By Linda Straker
The Government of Grenada has signed a Social Compact/agreement with civil society representatives, described as a partnership for the sustainable development of the country for the benefit of all citizens.
The agreement which will have ongoing review, is guided by the principles of openness and candor, mutual respect, trust, transparency and informed and mutual compromise in the interest of national good — focusing on a number of areas, including that of sustainable livelihood and economic development.
The document which will be tabled in the Houses of Parliament for deliberation, will become a document that will provide a wide policy framework for the ruling administration. “The intention is that it will be reviewed and become a living document for the next five, ten or fifteen years,” said Senator Christopher DeAllie, who represents the Business Community in the Senate and on the Committee of Social Partners.
“The Social Compact is about being honest and having the right to have opinions and views,” said Dr André Vincent Henry, the noted Caribbean Consultant who assisted in putting together the agreement.

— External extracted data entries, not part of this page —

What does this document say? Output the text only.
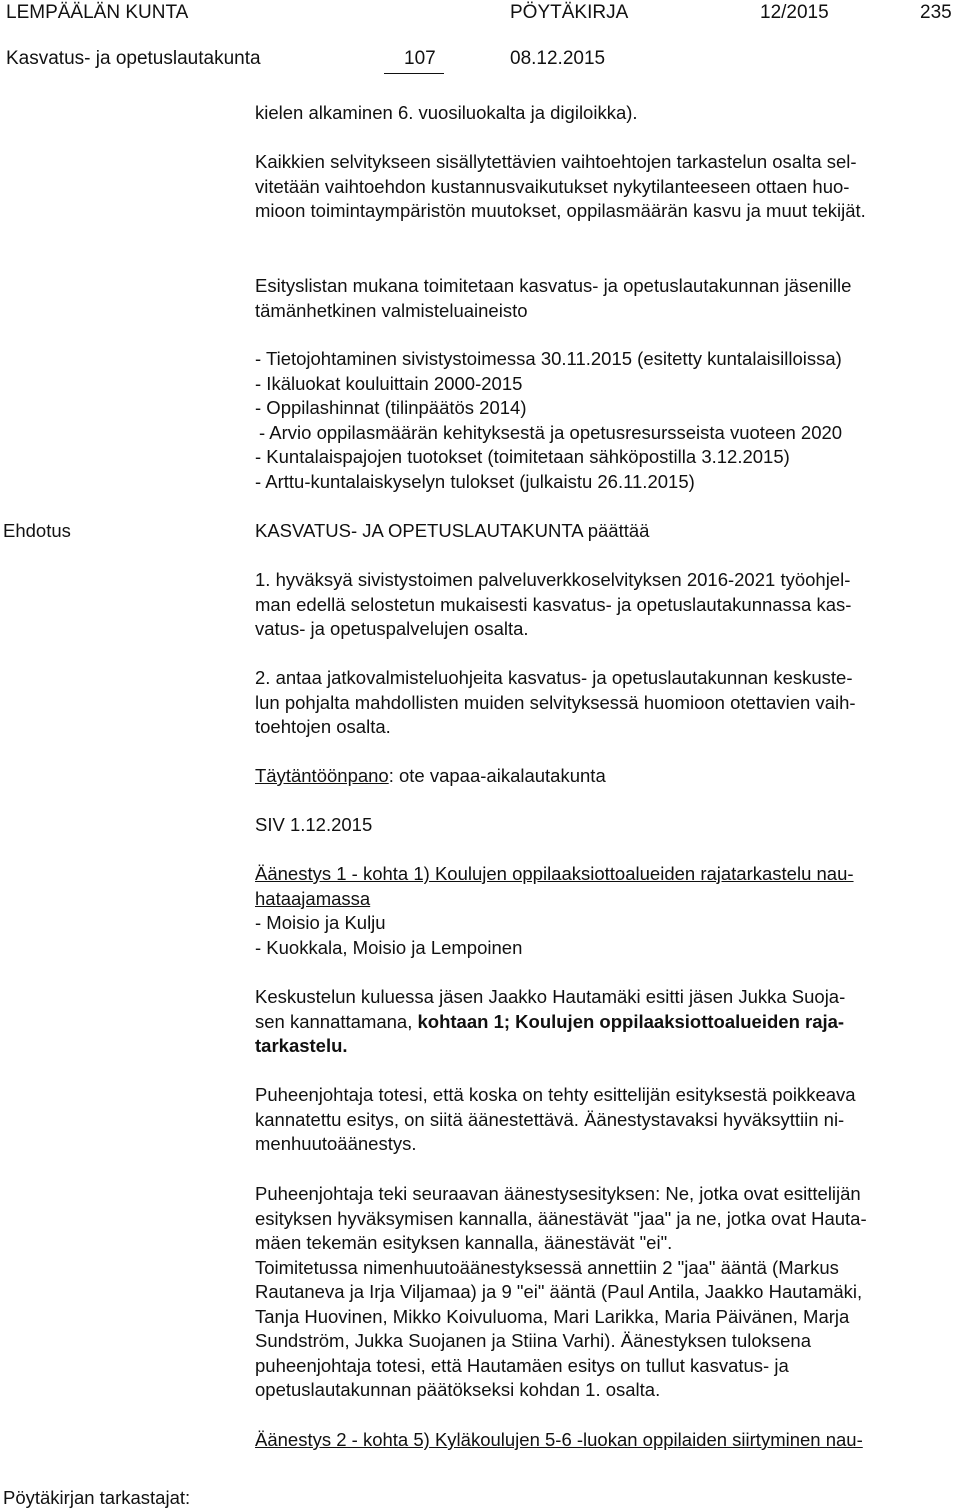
LEMPÄÄLÄN KUNTA	PÖYTÄKIRJA	12/2015	235
Kasvatus- ja opetuslautakunta	107	08.12.2015
kielen alkaminen 6. vuosiluokalta ja digiloikka).
Kaikkien selvitykseen sisällytettävien vaihtoehtojen tarkastelun osalta sel-
vitetään vaihtoehdon kustannusvaikutukset nykytilanteeseen ottaen huo-
mioon toimintaympäristön muutokset, oppilasmäärän kasvu ja muut tekijät.
Esityslistan mukana toimitetaan kasvatus- ja opetuslautakunnan jäsenille
tämänhetkinen valmisteluaineisto
- Tietojohtaminen sivistystoimessa 30.11.2015 (esitetty kuntalaisilloissa)
- Ikäluokat kouluittain 2000-2015
- Oppilashinnat (tilinpäätös 2014)
- Arvio oppilasmäärän kehityksestä ja opetusresursseista vuoteen 2020
- Kuntalaispajojen tuotokset (toimitetaan sähköpostilla 3.12.2015)
- Arttu-kuntalaiskyselyn tulokset (julkaistu 26.11.2015)
Ehdotus	KASVATUS- JA OPETUSLAUTAKUNTA päättää
1. hyväksyä sivistystoimen palveluverkkoselvityksen 2016-2021 työohjel-
man edellä selostetun mukaisesti kasvatus- ja opetuslautakunnassa kas-
vatus- ja opetuspalvelujen osalta.
2. antaa jatkovalmisteluohjeita kasvatus- ja opetuslautakunnan keskuste-
lun pohjalta mahdollisten muiden selvityksessä huomioon otettavien vaih-
toehtojen osalta.
Täytäntöönpano: ote vapaa-aikalautakunta
SIV 1.12.2015
Äänestys 1 - kohta 1) Koulujen oppilaaksiottoalueiden rajatarkastelu nau-
hataajamassa
- Moisio ja Kulju
- Kuokkala, Moisio ja Lempoinen
Keskustelun kuluessa jäsen Jaakko Hautamäki esitti jäsen Jukka Suoja-
sen kannattamana, kohtaan 1; Koulujen oppilaaksiottoalueiden raja-
tarkastelu.
Puheenjohtaja totesi, että koska on tehty esittelijän esityksestä poikkeava
kannatettu esitys, on siitä äänestettävä. Äänestystavaksi hyväksyttiin ni-
menhuutoäänestys.
Puheenjohtaja teki seuraavan äänestysesityksen: Ne, jotka ovat esittelijän
esityksen hyväksymisen kannalla, äänestävät "jaa" ja ne, jotka ovat Hauta-
mäen tekemän esityksen kannalla, äänestävät "ei".
Toimitetussa nimenhuutoäänestyksessä annettiin 2 "jaa" ääntä (Markus
Rautaneva ja Irja Viljamaa) ja 9 "ei" ääntä (Paul Antila, Jaakko Hautamäki,
Tanja Huovinen, Mikko Koivuluoma, Mari Larikka, Maria Päivänen, Marja
Sundström, Jukka Suojanen ja Stiina Varhi). Äänestyksen tuloksena
puheenjohtaja totesi, että Hautamäen esitys on tullut kasvatus- ja
opetuslautakunnan päätökseksi kohdan 1. osalta.
Äänestys 2 - kohta 5) Kyläkoulujen 5-6 -luokan oppilaiden siirtyminen nau-
Pöytäkirjan tarkastajat:
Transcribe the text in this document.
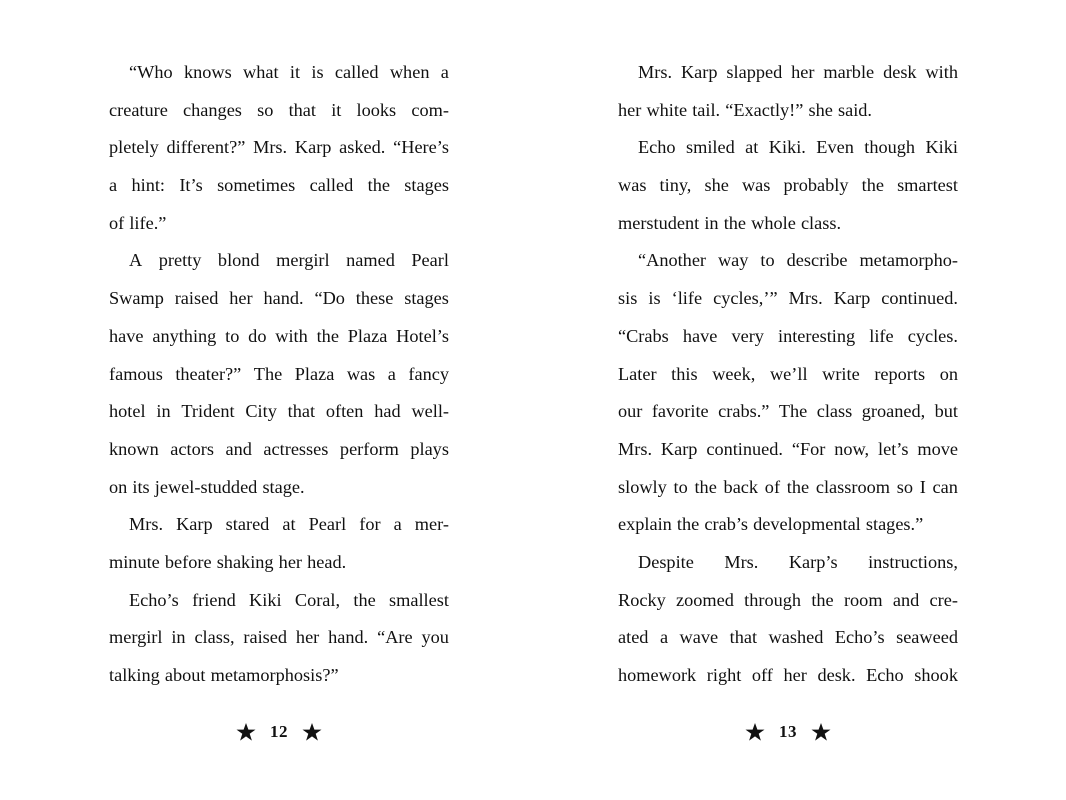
“Who knows what it is called when a
creature changes so that it looks com-
pletely different?” Mrs. Karp asked. “Here’s
a hint: It’s sometimes called the stages
of life.”
A pretty blond mergirl named Pearl
Swamp raised her hand. “Do these stages
have anything to do with the Plaza Hotel’s
famous theater?” The Plaza was a fancy
hotel in Trident City that often had well-
known actors and actresses perform plays
on its jewel-studded stage.
Mrs. Karp stared at Pearl for a mer-
minute before shaking her head.
Echo’s friend Kiki Coral, the smallest
mergirl in class, raised her hand. “Are you
talking about metamorphosis?”
Mrs. Karp slapped her marble desk with
her white tail. “Exactly!” she said.
Echo smiled at Kiki. Even though Kiki
was tiny, she was probably the smartest
merstudent in the whole class.
“Another way to describe metamorpho-
sis is ‘life cycles,’” Mrs. Karp continued.
“Crabs have very interesting life cycles.
Later this week, we’ll write reports on
our favorite crabs.” The class groaned, but
Mrs. Karp continued. “For now, let’s move
slowly to the back of the classroom so I can
explain the crab’s developmental stages.”
Despite Mrs. Karp’s instructions,
Rocky zoomed through the room and cre-
ated a wave that washed Echo’s seaweed
homework right off her desk. Echo shook
12	13
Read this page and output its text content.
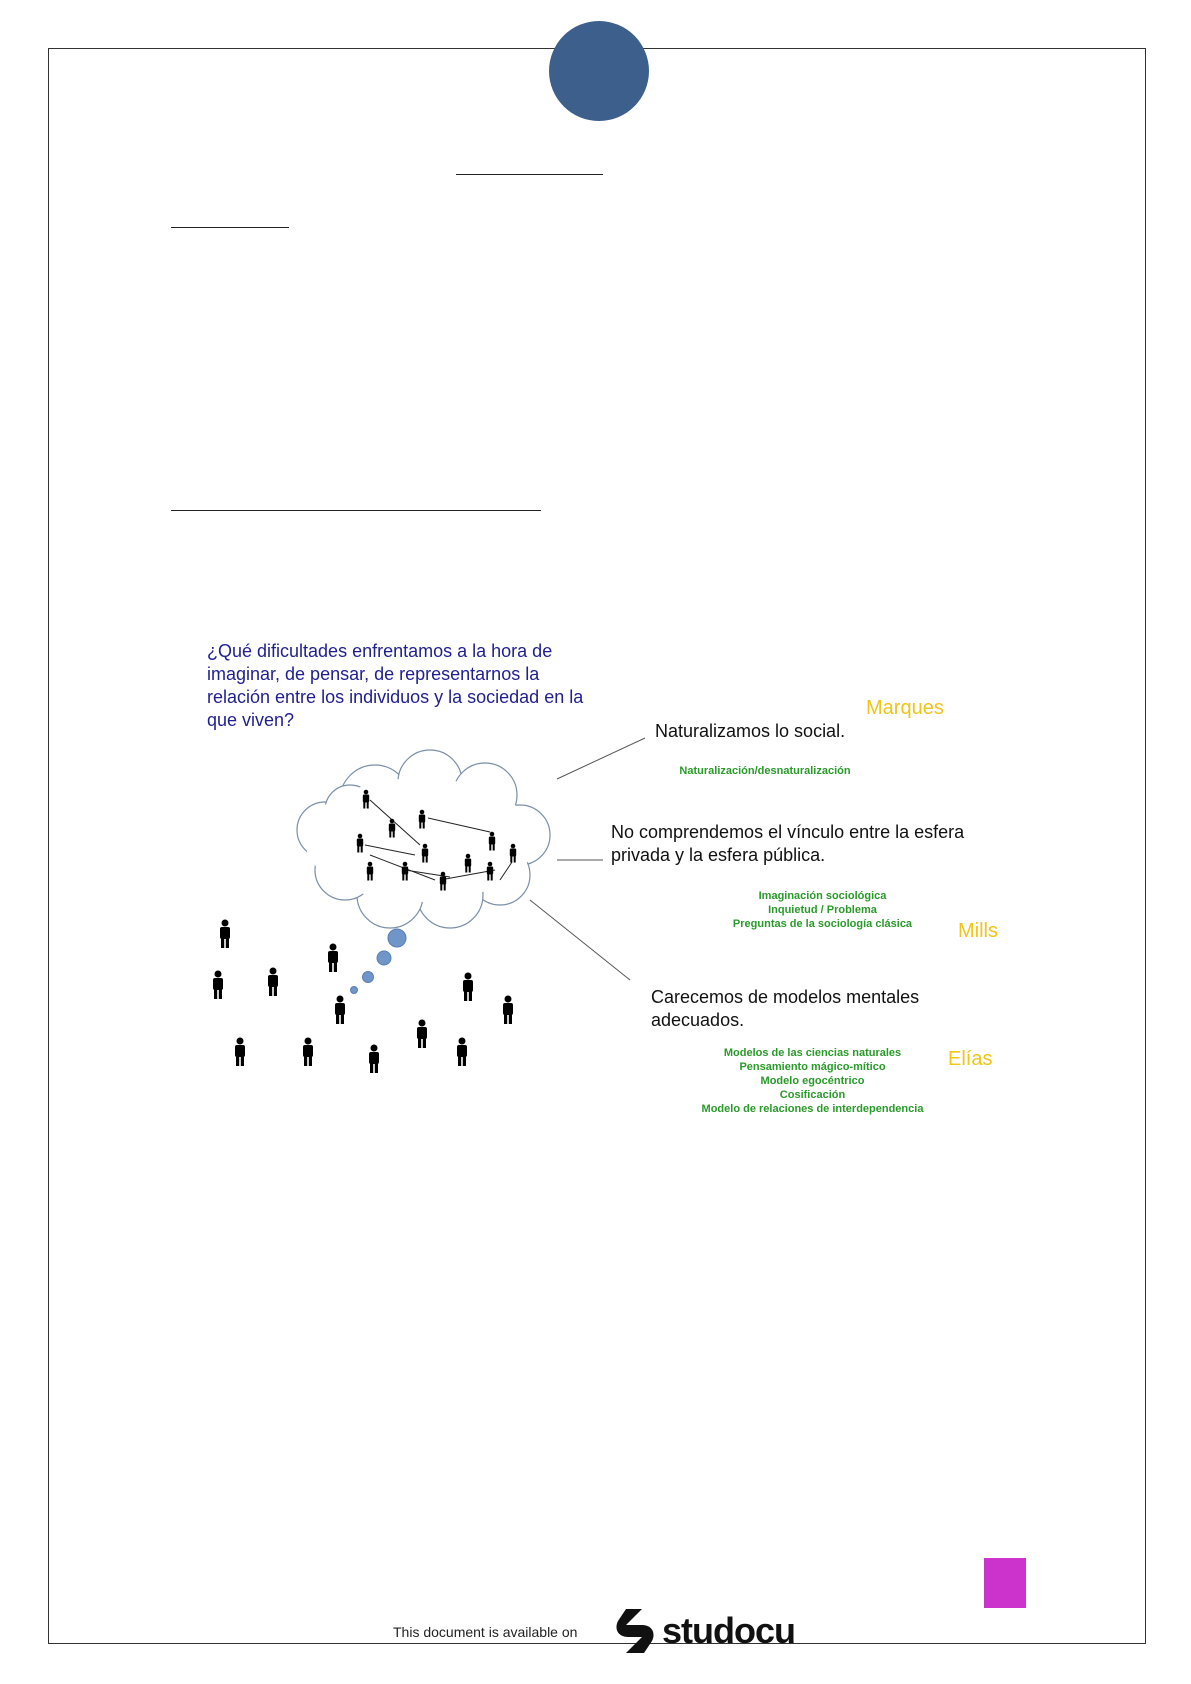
¿Qué dificultades enfrentamos a la hora de imaginar, de pensar, de representarnos la relación entre los individuos y la sociedad en la que viven?
Marques
Naturalizamos lo social.
Naturalización/desnaturalización
No comprendemos el vínculo entre la esfera privada y la esfera pública.
Imaginación sociológica
Inquietud / Problema
Preguntas de la sociología clásica	Mills
Carecemos de modelos mentales adecuados.
Modelos de las ciencias naturales
Pensamiento mágico-mítico
Modelo egocéntrico
Cosificación
Modelo de relaciones de interdependencia
Elías
This document is available on studocu
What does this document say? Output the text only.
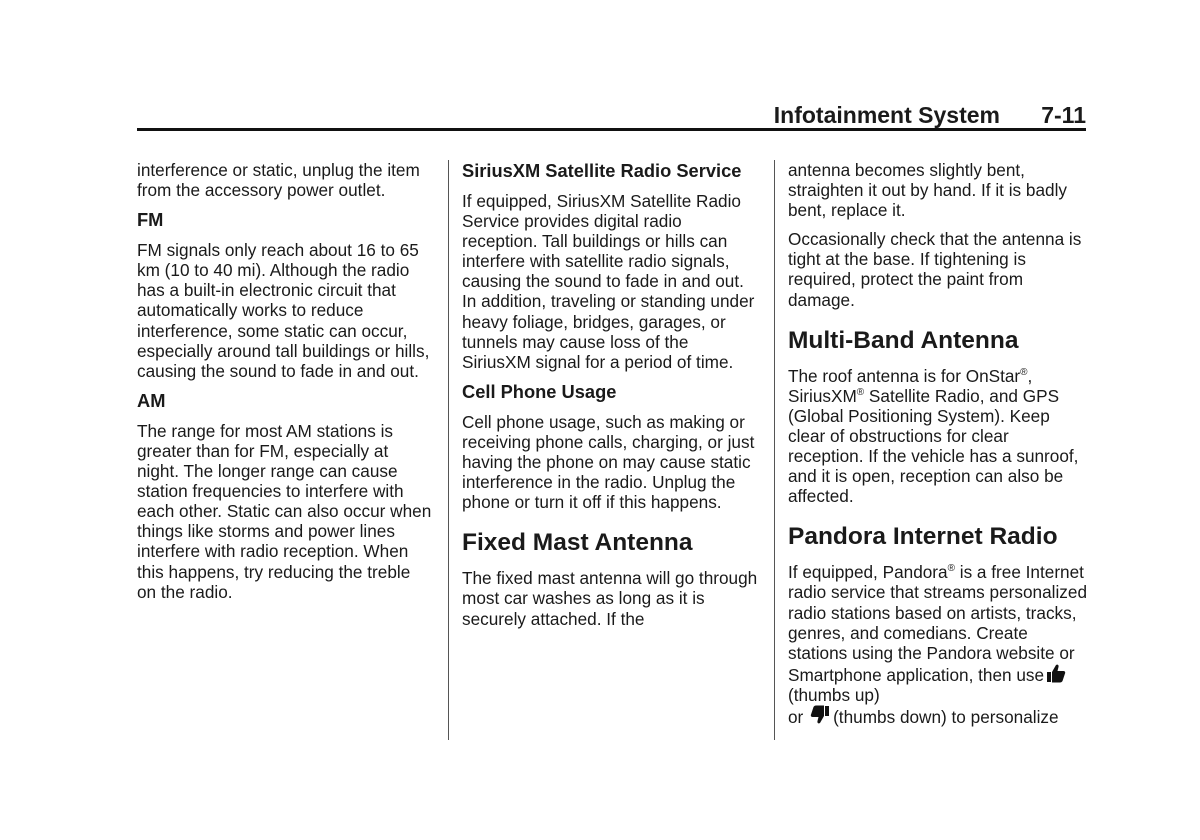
Infotainment System 7-11

interference or static, unplug the item from the accessory power outlet.

FM

FM signals only reach about 16 to 65 km (10 to 40 mi). Although the radio has a built-in electronic circuit that automatically works to reduce interference, some static can occur, especially around tall buildings or hills, causing the sound to fade in and out.

AM

The range for most AM stations is greater than for FM, especially at night. The longer range can cause station frequencies to interfere with each other. Static can also occur when things like storms and power lines interfere with radio reception. When this happens, try reducing the treble on the radio.

SiriusXM Satellite Radio Service

If equipped, SiriusXM Satellite Radio Service provides digital radio reception. Tall buildings or hills can interfere with satellite radio signals, causing the sound to fade in and out. In addition, traveling or standing under heavy foliage, bridges, garages, or tunnels may cause loss of the SiriusXM signal for a period of time.

Cell Phone Usage

Cell phone usage, such as making or receiving phone calls, charging, or just having the phone on may cause static interference in the radio. Unplug the phone or turn it off if this happens.

Fixed Mast Antenna

The fixed mast antenna will go through most car washes as long as it is securely attached. If the

antenna becomes slightly bent, straighten it out by hand. If it is badly bent, replace it.

Occasionally check that the antenna is tight at the base. If tightening is required, protect the paint from damage.

Multi-Band Antenna

The roof antenna is for OnStar®, SiriusXM® Satellite Radio, and GPS (Global Positioning System). Keep clear of obstructions for clear reception. If the vehicle has a sunroof, and it is open, reception can also be affected.

Pandora Internet Radio

If equipped, Pandora® is a free Internet radio service that streams personalized radio stations based on artists, tracks, genres, and comedians. Create stations using the Pandora website or Smartphone application, then use
(thumbs up)
or (thumbs down) to personalize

The Committee of Social Partners or the Social Dialogue Working Group was established subequent to the 19 February 2013 general elections, as a means of giving a differing opinion on creating a framework for the development of the country in the absence of a formal Opposition in the Lower House of Parliament. The ruling New National Party won all 15 seats in the Lower House, which created the situation of no Opposition in the Parliament.
In its present state, the scope of the Compact will include, but not be limited to: improving the economic framework for the development of Grenada; facilitating good labour and management relations; promoting sustainable livelihood; and promoting integrated social and community development.
“The social partners are committed to working together to create conditions in which all citizens can realise their full potential and enjoy the rights and privileges as a member of the Grenadian family,” states the Compact in the Statement of Intent. “The Social Partners will build on the unique expression of family and community that distinguishes Grenada. They will leverage the richness of our traditions and embrace the opportunities for change that are available,” says the document.
The CSP was formed in March 2013 to ensure a more inclusive approach to governance. The CSP is made of representatives from the Grenada Private Sector Organisations; the Conference of Churches in Grenada; the Grenada Trades Union Council; the Civil Society Organisations of Grenada; the Grenada Council of Evangelical Churches; and the Government of Grenada.
The members were nominated by the membership of the respective organisations after they were requested via a letter from the Prime Minister expressing his intention to establish the multi-sectoral Committee in the absence of a formal opposition in the parliament.
Dr Mitchell is the Chairman of the Committee, and the monthly meetings are used to provide updates about developmental, economic and other projects or initiatives undertaken by Government. The Committee were very instrumental in educating the general public about the three-year Home-Grown Structural Adjustment Programme which is due to end in 2016.
At the meetings there is frank and open discussion, as members voice their views and opinions on decisions of Government. As a result of the work of that Committee, Grenada was able to receive millions in grant funding from international donors such the European Union (EU) and the International Monetary Fund (IMF) to assist with the development of the country.
Government is expected to open a secretariat for the effective implementation of the Compact and the attainment of its objectives.